Sunday, May 31, 2015

White and Gold along the Canal...




I finally got off to my first bike ride along the canal... Here I enjoyed the flowers, grasses and trees that all seemed to be enjoying the (long-awaited) sun...


It was the white and yellow that caught my eye this time... and gold!


Although there was the bright red of the poppies, pink from campion and purple from vetch - along with all that green...


Sadly, I can't remember many of the names of flowers and plants any more, or seem to have replaced the English word for a French one, but I did recognize the above as white bladder campion...


And these as oxe-eye daisies, however, after that things started to get more blurred... I initially thought these below were plain white campion, but I'm not so sure of that now...


Meanwhile elderberry flowers were everywhere - like huge luminous discs at a distance...


And yet so intricate up close...


Although I made my usual 'error' of looking too closely at the details and missing the bigger landscape, it did pay off as I came across these wild strawberries... Which I then went on to eat!

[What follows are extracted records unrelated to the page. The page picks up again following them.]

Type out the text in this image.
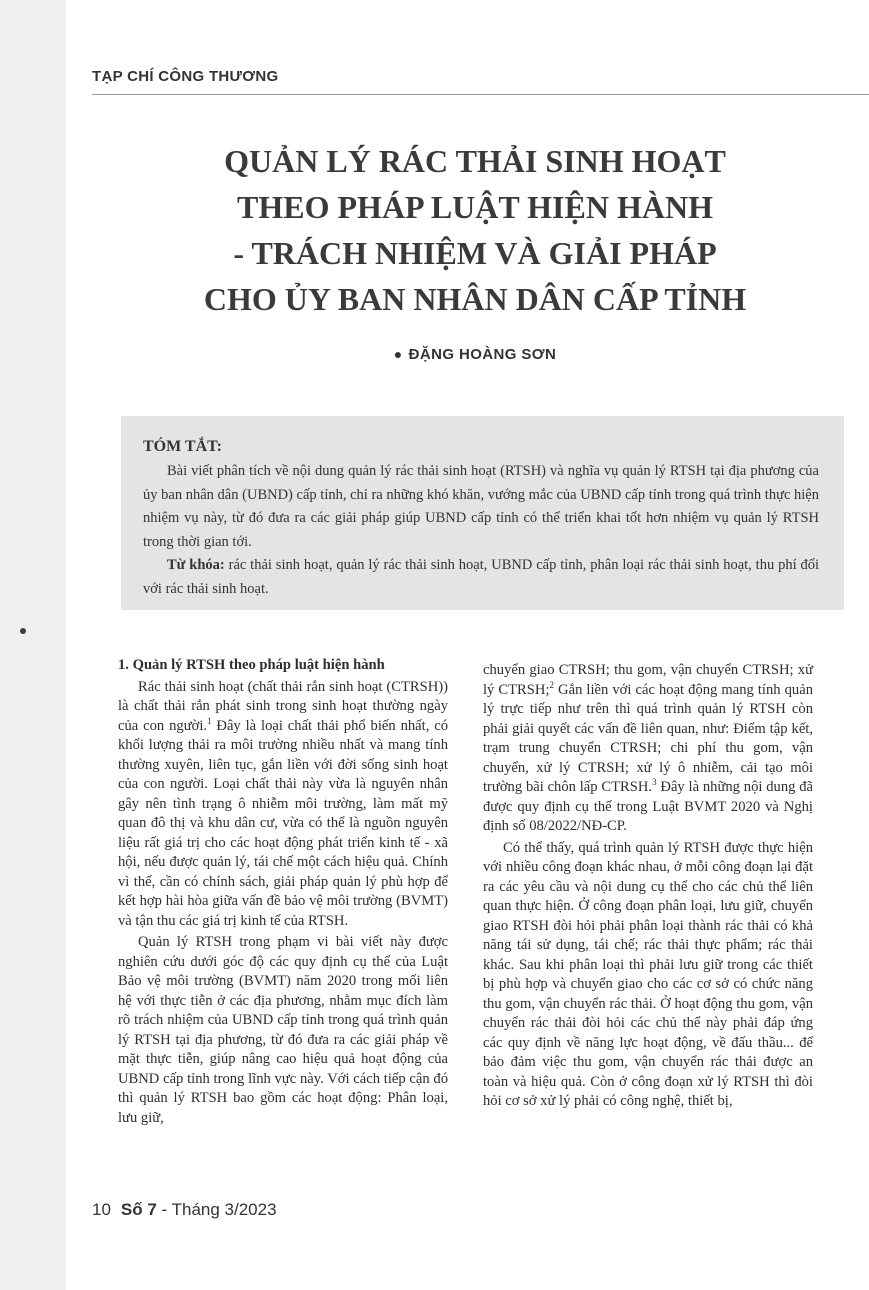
TẠP CHÍ CÔNG THƯƠNG
QUẢN LÝ RÁC THẢI SINH HOẠT
THEO PHÁP LUẬT HIỆN HÀNH
- TRÁCH NHIỆM VÀ GIẢI PHÁP
CHO ỦY BAN NHÂN DÂN CẤP TỈNH
● ĐẶNG HOÀNG SƠN
TÓM TẮT:

Bài viết phân tích về nội dung quản lý rác thải sinh hoạt (RTSH) và nghĩa vụ quản lý RTSH tại địa phương của ủy ban nhân dân (UBND) cấp tỉnh, chỉ ra những khó khăn, vướng mắc của UBND cấp tỉnh trong quá trình thực hiện nhiệm vụ này, từ đó đưa ra các giải pháp giúp UBND cấp tỉnh có thể triển khai tốt hơn nhiệm vụ quản lý RTSH trong thời gian tới.

Từ khóa: rác thải sinh hoạt, quản lý rác thải sinh hoạt, UBND cấp tỉnh, phân loại rác thải sinh hoạt, thu phí đối với rác thải sinh hoạt.

1. Quản lý RTSH theo pháp luật hiện hành

Rác thải sinh hoạt (chất thải rắn sinh hoạt (CTRSH)) là chất thải rắn phát sinh trong sinh hoạt thường ngày của con người.$^1$ Đây là loại chất thải phổ biến nhất, có khối lượng thải ra môi trường nhiều nhất và mang tính thường xuyên, liên tục, gắn liền với đời sống sinh hoạt của con người. Loại chất thải này vừa là nguyên nhân gây nên tình trạng ô nhiễm môi trường, làm mất mỹ quan đô thị và khu dân cư, vừa có thể là nguồn nguyên liệu rất giá trị cho các hoạt động phát triển kinh tế - xã hội, nếu được quản lý, tái chế một cách hiệu quả. Chính vì thế, cần có chính sách, giải pháp quản lý phù hợp để kết hợp hài hòa giữa vấn đề bảo vệ môi trường (BVMT) và tận thu các giá trị kinh tế của RTSH.

Quản lý RTSH trong phạm vi bài viết này được nghiên cứu dưới góc độ các quy định cụ thể của Luật Bảo vệ môi trường (BVMT) năm 2020 trong mối liên hệ với thực tiễn ở các địa phương, nhằm mục đích làm rõ trách nhiệm của UBND cấp tỉnh trong quá trình quản lý RTSH tại địa phương, từ đó đưa ra các giải pháp về mặt thực tiễn, giúp nâng cao hiệu quả hoạt động của UBND cấp tỉnh trong lĩnh vực này. Với cách tiếp cận đó thì quản lý RTSH bao gồm các hoạt động: Phân loại, lưu giữ,

chuyển giao CTRSH; thu gom, vận chuyển CTRSH; xử lý CTRSH;$^2$ Gắn liền với các hoạt động mang tính quản lý trực tiếp như trên thì quá trình quản lý RTSH còn phải giải quyết các vấn đề liên quan, như: Điểm tập kết, trạm trung chuyển CTRSH; chi phí thu gom, vận chuyển, xử lý CTRSH; xử lý ô nhiễm, cải tạo môi trường bãi chôn lấp CTRSH.$^3$ Đây là những nội dung đã được quy định cụ thể trong Luật BVMT 2020 và Nghị định số 08/2022/NĐ-CP.

Có thể thấy, quá trình quản lý RTSH được thực hiện với nhiều công đoạn khác nhau, ở mỗi công đoạn lại đặt ra các yêu cầu và nội dung cụ thể cho các chủ thể liên quan thực hiện. Ở công đoạn phân loại, lưu giữ, chuyển giao RTSH đòi hỏi phải phân loại thành rác thải có khả năng tái sử dụng, tái chế; rác thải thực phẩm; rác thải khác. Sau khi phân loại thì phải lưu giữ trong các thiết bị phù hợp và chuyển giao cho các cơ sở có chức năng thu gom, vận chuyển rác thải. Ở hoạt động thu gom, vận chuyển rác thải đòi hỏi các chủ thể này phải đáp ứng các quy định về năng lực hoạt động, về đấu thầu... để bảo đảm việc thu gom, vận chuyển rác thải được an toàn và hiệu quả. Còn ở công đoạn xử lý RTSH thì đòi hỏi cơ sở xử lý phải có công nghệ, thiết bị,

10 Số 7 - Tháng 3/2023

 I had no trouble identifying the mustard flowers that had scented the air along the tracks...


And alongside the canal itself...


The water had its 'usual' unusual green/blue colour...


This always reminds me of the water-filled quarries we used to be drawn to as children... And reminds me again that the canal is here for a purpose...


Vital for the transportation of goods, past and present...


Today, as always, the waterway acts as bait to the fishermen but its paths also provide jogging and sport addicts with the means of a convenient fix, and offers escape to the Sunday strollers, skaters and cylists of all shapes and sizes...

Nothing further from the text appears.